Wednesday, Dec. 27, 2006 | 6:58 a.m.

Now that Democrats have been elevated to power in both houses of Congress, a workable immigration law is being drafted. It promises to be more rational than what came out of Congress when the Republicans were in charge.

The House in December 2005 passed a bill criminalizing undocumented immigrants, hitting businesses that hired them with steep fines and reimbursing local police departments for money they spent rounding up people suspected of being in the U.S. illegally.

The bill was too extreme and too impractical to be reconciled with a more reasonable bill in the Senate, where the views of moderate Democrats and Republicans prevailed.
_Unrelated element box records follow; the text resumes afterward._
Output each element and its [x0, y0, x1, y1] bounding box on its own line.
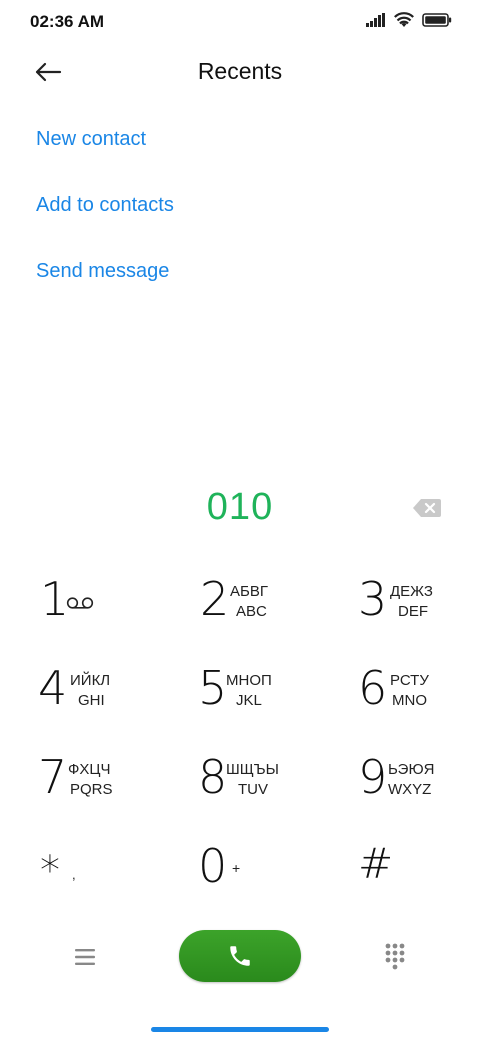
key-digit: 8: [198, 750, 228, 804]
key-7[interactable]: 7 ФХЦЧ PQRS: [0, 738, 160, 826]
wifi-icon: [394, 12, 414, 27]
add-to-contacts-link[interactable]: Add to contacts: [36, 194, 174, 217]
home-indicator[interactable]: [151, 1027, 329, 1032]
key-letters-latin: ABC: [236, 603, 267, 620]
key-letters-latin: DEF: [398, 603, 428, 620]
dialpad-icon: [385, 943, 405, 970]
voicemail-icon: [66, 597, 94, 609]
backspace-button[interactable]: [412, 498, 442, 518]
key-digit: 0: [198, 839, 228, 893]
key-9[interactable]: 9 ЬЭЮЯ WXYZ: [320, 738, 480, 826]
dialpad-button[interactable]: [384, 942, 406, 972]
key-0[interactable]: 0 +: [160, 827, 320, 915]
key-1[interactable]: 1: [0, 560, 160, 648]
key-letters-latin: JKL: [236, 692, 262, 709]
key-4[interactable]: 4 ИЙКЛ GHI: [0, 649, 160, 737]
key-letters-cyrillic: РСТУ: [390, 672, 429, 689]
phone-icon: [230, 946, 250, 966]
new-contact-link[interactable]: New contact: [36, 128, 146, 151]
key-digit: *: [40, 848, 60, 894]
key-letters-latin: PQRS: [70, 781, 113, 798]
key-3[interactable]: 3 ДЕЖЗ DEF: [320, 560, 480, 648]
backspace-icon: [413, 499, 441, 517]
key-star[interactable]: * ,: [0, 827, 160, 915]
key-digit: 4: [38, 661, 68, 715]
bottom-bar: [0, 930, 480, 986]
key-digit: 6: [358, 661, 388, 715]
key-letters-cyrillic: ДЕЖЗ: [390, 583, 433, 600]
key-letters-cyrillic: ЬЭЮЯ: [388, 761, 435, 778]
key-2[interactable]: 2 АБВГ ABC: [160, 560, 320, 648]
key-digit: 7: [38, 750, 68, 804]
key-digit: 5: [198, 661, 228, 715]
key-digit: 9: [358, 750, 388, 804]
key-letters-latin: TUV: [238, 781, 268, 798]
menu-icon: [75, 949, 95, 965]
key-6[interactable]: 6 РСТУ MNO: [320, 649, 480, 737]
header: Recents: [0, 44, 480, 100]
key-letters-cyrillic: ИЙКЛ: [70, 672, 111, 689]
key-digit: 2: [200, 572, 230, 626]
key-sub: +: [232, 860, 241, 876]
key-8[interactable]: 8 ШЩЪЫ TUV: [160, 738, 320, 826]
key-5[interactable]: 5 МНОП JKL: [160, 649, 320, 737]
call-button[interactable]: [179, 930, 301, 982]
key-digit: 3: [358, 572, 388, 626]
key-digit: 1: [40, 572, 70, 626]
key-letters-cyrillic: МНОП: [226, 672, 272, 689]
menu-button[interactable]: [72, 944, 98, 970]
dialed-number: 010: [206, 486, 274, 528]
key-letters-cyrillic: ШЩЪЫ: [226, 761, 279, 778]
key-letters-cyrillic: АБВГ: [230, 583, 268, 600]
key-letters-cyrillic: ФХЦЧ: [68, 761, 111, 778]
key-digit: #: [358, 839, 394, 888]
status-bar: 02:36 AM: [0, 0, 480, 44]
signal-icon: [366, 13, 385, 27]
key-hash[interactable]: #: [320, 827, 480, 915]
status-time: 02:36 AM: [30, 12, 105, 31]
key-letters-latin: WXYZ: [388, 781, 432, 798]
key-letters-latin: GHI: [78, 692, 105, 709]
battery-icon: [422, 13, 452, 27]
key-letters-latin: MNO: [392, 692, 427, 709]
status-icons: [366, 12, 452, 28]
page-title: Recents: [197, 58, 283, 84]
send-message-link[interactable]: Send message: [36, 260, 169, 283]
key-sub: ,: [72, 867, 76, 882]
Yet the Senate bill was also unrealistic. It divided illegal immigrants into three tiers, depending on how long they had been in the U.S. About 2 million would have been permanently deported, another several million would have been deported but allowed to apply for a green card, and all those who could prove they had been here at least five years would have been allowed to stay and apply for citizenship.
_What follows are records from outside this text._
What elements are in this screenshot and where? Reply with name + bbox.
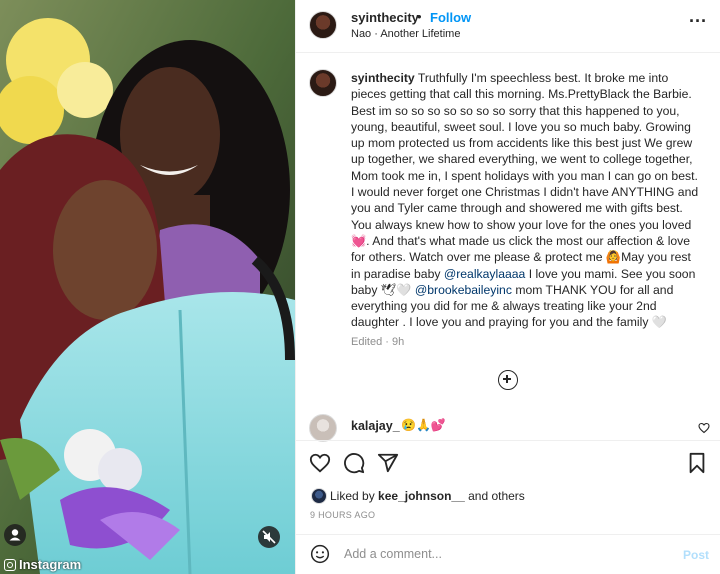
comment-username[interactable]: kalajay_ bbox=[351, 419, 400, 433]
comment-icon[interactable] bbox=[343, 452, 365, 474]
post-button[interactable]: Post bbox=[683, 548, 709, 562]
photo-credit: Instagram bbox=[4, 557, 81, 572]
audio-track[interactable]: Nao · Another Lifetime bbox=[351, 28, 460, 40]
save-bookmark-icon[interactable] bbox=[686, 452, 708, 474]
speaker-muted-icon bbox=[262, 530, 276, 544]
likes-summary[interactable]: Liked by kee_johnson__ and others bbox=[330, 489, 525, 503]
avatar[interactable] bbox=[309, 11, 337, 39]
likes-avatar[interactable] bbox=[311, 488, 327, 504]
likes-user[interactable]: kee_johnson__ bbox=[378, 489, 465, 503]
post-timestamp: 9 HOURS AGO bbox=[310, 510, 376, 520]
comment-input[interactable] bbox=[344, 543, 664, 565]
follow-button[interactable]: Follow bbox=[430, 10, 471, 25]
comment-avatar[interactable] bbox=[309, 414, 337, 442]
tagged-users-button[interactable] bbox=[4, 524, 26, 546]
caption-avatar[interactable] bbox=[309, 69, 337, 97]
like-heart-icon[interactable] bbox=[309, 452, 331, 474]
post-photo[interactable]: Instagram bbox=[0, 0, 295, 574]
comment-like-heart-icon[interactable] bbox=[698, 422, 710, 434]
mention-link[interactable]: @realkaylaaaa bbox=[444, 267, 525, 281]
edited-label: Edited · 9h bbox=[351, 336, 405, 348]
user-icon bbox=[9, 529, 21, 541]
share-icon[interactable] bbox=[377, 452, 399, 474]
photo-image bbox=[0, 0, 295, 574]
more-options-icon[interactable]: ··· bbox=[689, 12, 709, 32]
add-comment-bar: Post bbox=[296, 534, 720, 574]
comment-text: 😢🙏💕 bbox=[401, 418, 446, 432]
caption-username[interactable]: syinthecity bbox=[351, 71, 415, 85]
mute-button[interactable] bbox=[258, 526, 280, 548]
caption-text-1: Truthfully I'm speechless best. It broke… bbox=[351, 71, 699, 281]
post-caption: syinthecity Truthfully I'm speechless be… bbox=[351, 70, 703, 331]
emoji-icon[interactable] bbox=[310, 544, 330, 564]
mention-link[interactable]: @brookebaileyinc bbox=[415, 283, 512, 297]
likes-suffix: and others bbox=[468, 489, 525, 503]
load-more-comments-button[interactable] bbox=[498, 370, 518, 390]
post-header: syinthecity • Follow Nao · Another Lifet… bbox=[296, 0, 720, 53]
header-separator: • bbox=[417, 9, 422, 24]
instagram-logo-icon bbox=[4, 558, 16, 571]
photo-credit-label: Instagram bbox=[19, 557, 82, 572]
post-panel: syinthecity • Follow Nao · Another Lifet… bbox=[295, 0, 720, 574]
likes-prefix: Liked by bbox=[330, 489, 375, 503]
header-username[interactable]: syinthecity bbox=[351, 10, 419, 25]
This plan could not have been adopted without adding thousands of federal employees and would have created a massive black market in documents falsely attesting to five years of residency.

The only accomplishment, it if can be called that, on the immigration front last year was for Congress to pass a bill in September calling for 700 miles of fencing between Mexico and parts of Texas, New Mexico and Arizona. Even that bill, however, was flawed - no money was approved to fund the fence.

The new bill being drafted in the Senate does away with the three-tier plan. While newly arrived illegal immigrants would likely still face deportation, as many as 11 million of the estimated 12 million living in the U.S. would be able to stay and apply for citizenship, according to The New York Times.

Also, the Times reported, lawmakers are talking seriously about withholding money for the 700 miles of fencing.

Many of the most strident proponents of draconian anti-illegal immigration laws were voted out of office. Knowing that the voting public, which includes millions of Hispanics, doesn't support such intolerance as the House showed with its bill, Republicans now seem more willing to compromise with Democrats on a more moderate approach to immigration policy.

We believe in improvements to border security, not necessarily by way of a wall. And we believe in granting people who crossed the border illegally a path to citizenship, as long as their records are otherwise clean.

That Congress is planning a more sensible, less hysterical approach to immigration is heartening. We hope to see a bill pass in 2007 that is both workable and humane.